El trágico hecho ocurrió el 6 de agosto de 2023, cuando Ana, de 37 años, sufrió quemaduras graves que le provocaron la muerte el 18 del mismo mes, tras permanecer internada en terapia intensiva en el Hospital Zonal de Esquel. Según el relato de Daniela Santillán, hermana de la víctima, ese día Ana había estado en su casa, cerca de la vivienda que construía.
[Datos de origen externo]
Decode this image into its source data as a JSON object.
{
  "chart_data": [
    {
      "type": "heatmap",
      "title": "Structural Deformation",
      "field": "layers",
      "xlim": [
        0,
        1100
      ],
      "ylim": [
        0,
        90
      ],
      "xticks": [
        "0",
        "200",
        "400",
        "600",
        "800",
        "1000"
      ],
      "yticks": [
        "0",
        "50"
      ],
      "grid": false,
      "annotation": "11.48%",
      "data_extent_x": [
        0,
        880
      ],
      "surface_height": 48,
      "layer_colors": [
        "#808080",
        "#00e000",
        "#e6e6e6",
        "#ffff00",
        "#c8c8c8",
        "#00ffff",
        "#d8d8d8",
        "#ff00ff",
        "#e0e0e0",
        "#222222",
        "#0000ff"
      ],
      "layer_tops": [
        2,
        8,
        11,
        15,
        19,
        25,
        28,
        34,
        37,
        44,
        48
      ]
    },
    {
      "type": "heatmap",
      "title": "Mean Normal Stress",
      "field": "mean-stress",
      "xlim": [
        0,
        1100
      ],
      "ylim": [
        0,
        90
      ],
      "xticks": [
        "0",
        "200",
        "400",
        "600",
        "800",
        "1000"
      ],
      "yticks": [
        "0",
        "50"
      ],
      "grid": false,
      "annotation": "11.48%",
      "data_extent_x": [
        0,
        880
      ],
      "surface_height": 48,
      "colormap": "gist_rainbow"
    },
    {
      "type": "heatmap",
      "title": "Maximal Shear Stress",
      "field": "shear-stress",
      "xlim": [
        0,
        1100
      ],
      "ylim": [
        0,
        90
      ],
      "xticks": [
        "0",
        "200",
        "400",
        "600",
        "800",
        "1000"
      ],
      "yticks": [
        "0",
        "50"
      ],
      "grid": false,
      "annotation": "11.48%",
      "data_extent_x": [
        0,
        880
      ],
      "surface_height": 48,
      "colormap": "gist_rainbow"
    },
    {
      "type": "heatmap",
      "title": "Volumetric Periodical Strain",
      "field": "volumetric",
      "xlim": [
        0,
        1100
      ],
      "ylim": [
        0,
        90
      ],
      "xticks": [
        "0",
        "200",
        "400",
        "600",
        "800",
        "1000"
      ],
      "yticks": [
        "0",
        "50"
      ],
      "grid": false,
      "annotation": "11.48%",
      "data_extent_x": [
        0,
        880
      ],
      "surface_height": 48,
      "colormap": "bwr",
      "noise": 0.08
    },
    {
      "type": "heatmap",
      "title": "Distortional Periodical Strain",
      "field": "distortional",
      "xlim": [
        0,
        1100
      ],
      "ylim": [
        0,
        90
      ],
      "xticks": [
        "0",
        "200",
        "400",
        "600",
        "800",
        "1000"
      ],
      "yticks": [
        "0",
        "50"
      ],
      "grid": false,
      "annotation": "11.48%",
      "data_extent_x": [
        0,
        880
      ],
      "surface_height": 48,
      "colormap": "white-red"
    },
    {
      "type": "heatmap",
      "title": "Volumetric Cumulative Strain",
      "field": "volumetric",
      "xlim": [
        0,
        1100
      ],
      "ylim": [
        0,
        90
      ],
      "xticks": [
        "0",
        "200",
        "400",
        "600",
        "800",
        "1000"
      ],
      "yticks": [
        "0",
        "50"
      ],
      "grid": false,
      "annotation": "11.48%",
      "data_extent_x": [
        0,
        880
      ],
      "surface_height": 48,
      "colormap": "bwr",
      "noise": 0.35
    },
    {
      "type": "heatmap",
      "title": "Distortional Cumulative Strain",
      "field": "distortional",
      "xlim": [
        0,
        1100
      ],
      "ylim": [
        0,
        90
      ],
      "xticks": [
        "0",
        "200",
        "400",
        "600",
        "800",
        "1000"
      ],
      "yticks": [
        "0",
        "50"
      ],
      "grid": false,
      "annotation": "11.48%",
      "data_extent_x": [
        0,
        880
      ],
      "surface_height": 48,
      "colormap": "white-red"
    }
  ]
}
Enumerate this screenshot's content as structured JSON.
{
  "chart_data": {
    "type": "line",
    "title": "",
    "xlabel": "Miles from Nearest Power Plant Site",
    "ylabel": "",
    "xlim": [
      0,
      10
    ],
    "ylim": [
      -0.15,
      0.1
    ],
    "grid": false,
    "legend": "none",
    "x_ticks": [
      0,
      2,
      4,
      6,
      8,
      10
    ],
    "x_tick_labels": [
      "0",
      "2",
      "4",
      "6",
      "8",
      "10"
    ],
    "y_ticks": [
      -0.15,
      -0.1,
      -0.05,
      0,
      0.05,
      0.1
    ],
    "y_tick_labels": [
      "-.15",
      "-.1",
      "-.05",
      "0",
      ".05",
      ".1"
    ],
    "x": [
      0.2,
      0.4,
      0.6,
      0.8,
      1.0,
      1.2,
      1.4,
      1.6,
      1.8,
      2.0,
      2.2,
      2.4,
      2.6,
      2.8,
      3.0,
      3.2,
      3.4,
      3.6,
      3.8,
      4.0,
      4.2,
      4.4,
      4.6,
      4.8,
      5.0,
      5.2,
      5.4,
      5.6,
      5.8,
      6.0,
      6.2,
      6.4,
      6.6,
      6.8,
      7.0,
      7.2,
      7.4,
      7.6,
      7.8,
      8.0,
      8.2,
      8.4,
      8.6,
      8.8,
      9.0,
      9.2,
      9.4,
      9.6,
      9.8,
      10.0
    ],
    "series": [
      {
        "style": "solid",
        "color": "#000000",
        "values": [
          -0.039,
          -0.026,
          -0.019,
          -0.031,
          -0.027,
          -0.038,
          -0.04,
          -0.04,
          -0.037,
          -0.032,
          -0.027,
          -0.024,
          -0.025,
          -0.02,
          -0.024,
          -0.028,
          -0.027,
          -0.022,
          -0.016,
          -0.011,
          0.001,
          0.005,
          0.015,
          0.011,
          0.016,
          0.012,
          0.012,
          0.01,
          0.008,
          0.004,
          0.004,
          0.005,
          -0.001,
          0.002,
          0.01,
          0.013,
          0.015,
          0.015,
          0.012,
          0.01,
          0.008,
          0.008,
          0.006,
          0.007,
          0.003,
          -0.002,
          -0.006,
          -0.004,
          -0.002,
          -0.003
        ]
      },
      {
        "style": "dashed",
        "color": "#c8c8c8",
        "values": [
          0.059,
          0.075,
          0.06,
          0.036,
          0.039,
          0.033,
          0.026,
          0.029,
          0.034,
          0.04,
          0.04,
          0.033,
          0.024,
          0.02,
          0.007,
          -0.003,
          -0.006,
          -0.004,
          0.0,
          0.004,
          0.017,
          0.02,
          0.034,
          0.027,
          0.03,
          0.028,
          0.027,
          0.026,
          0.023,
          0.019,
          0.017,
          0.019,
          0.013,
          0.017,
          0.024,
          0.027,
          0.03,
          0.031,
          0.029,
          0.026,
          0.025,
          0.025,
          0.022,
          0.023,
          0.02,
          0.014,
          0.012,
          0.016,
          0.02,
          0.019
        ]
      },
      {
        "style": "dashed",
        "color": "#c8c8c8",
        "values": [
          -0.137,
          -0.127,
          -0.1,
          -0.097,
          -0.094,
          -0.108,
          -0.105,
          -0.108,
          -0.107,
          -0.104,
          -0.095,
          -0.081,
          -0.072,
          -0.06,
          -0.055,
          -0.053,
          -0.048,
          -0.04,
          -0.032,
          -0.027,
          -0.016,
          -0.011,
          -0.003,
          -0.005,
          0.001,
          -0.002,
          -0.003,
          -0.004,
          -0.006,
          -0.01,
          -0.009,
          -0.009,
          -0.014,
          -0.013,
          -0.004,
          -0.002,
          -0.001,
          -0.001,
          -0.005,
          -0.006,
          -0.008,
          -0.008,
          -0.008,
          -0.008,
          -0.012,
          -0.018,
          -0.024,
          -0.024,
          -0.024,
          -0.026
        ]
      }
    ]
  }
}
Alertados por gritos, los familiares encontraron a Ana con quemaduras desde la cabeza hasta la cintura, mientras Vargas, su expareja, intentaba apagar el fuego con agua. La familia sostiene que el agresor le arrojó combustible y le prendió fuego intencionalmente, desestimando la versión de un accidente que él planteó desde el inicio.
Ana, quien cumplió 38 años durante su internación, llegó en estado crítico al hospital debido a la profundidad de las heridas, que comprometieron sus órganos vitales. La familia siempre defendió que existían pruebas contundentes para demostrar la intencionalidad del ataque, lo que finalmente fue respaldado por el jurado que condenó a Vargas.

La entrega de la llave representa un paso más en el proceso de reparación para los seres queridos de “Anita”, quienes han luchado por justicia desde el inicio de la causa. La fiscalía destacó que este acto cumple con lo dispuesto por la sentencia, reafirmando el compromiso del sistema judicial con las víctimas de violencia de género.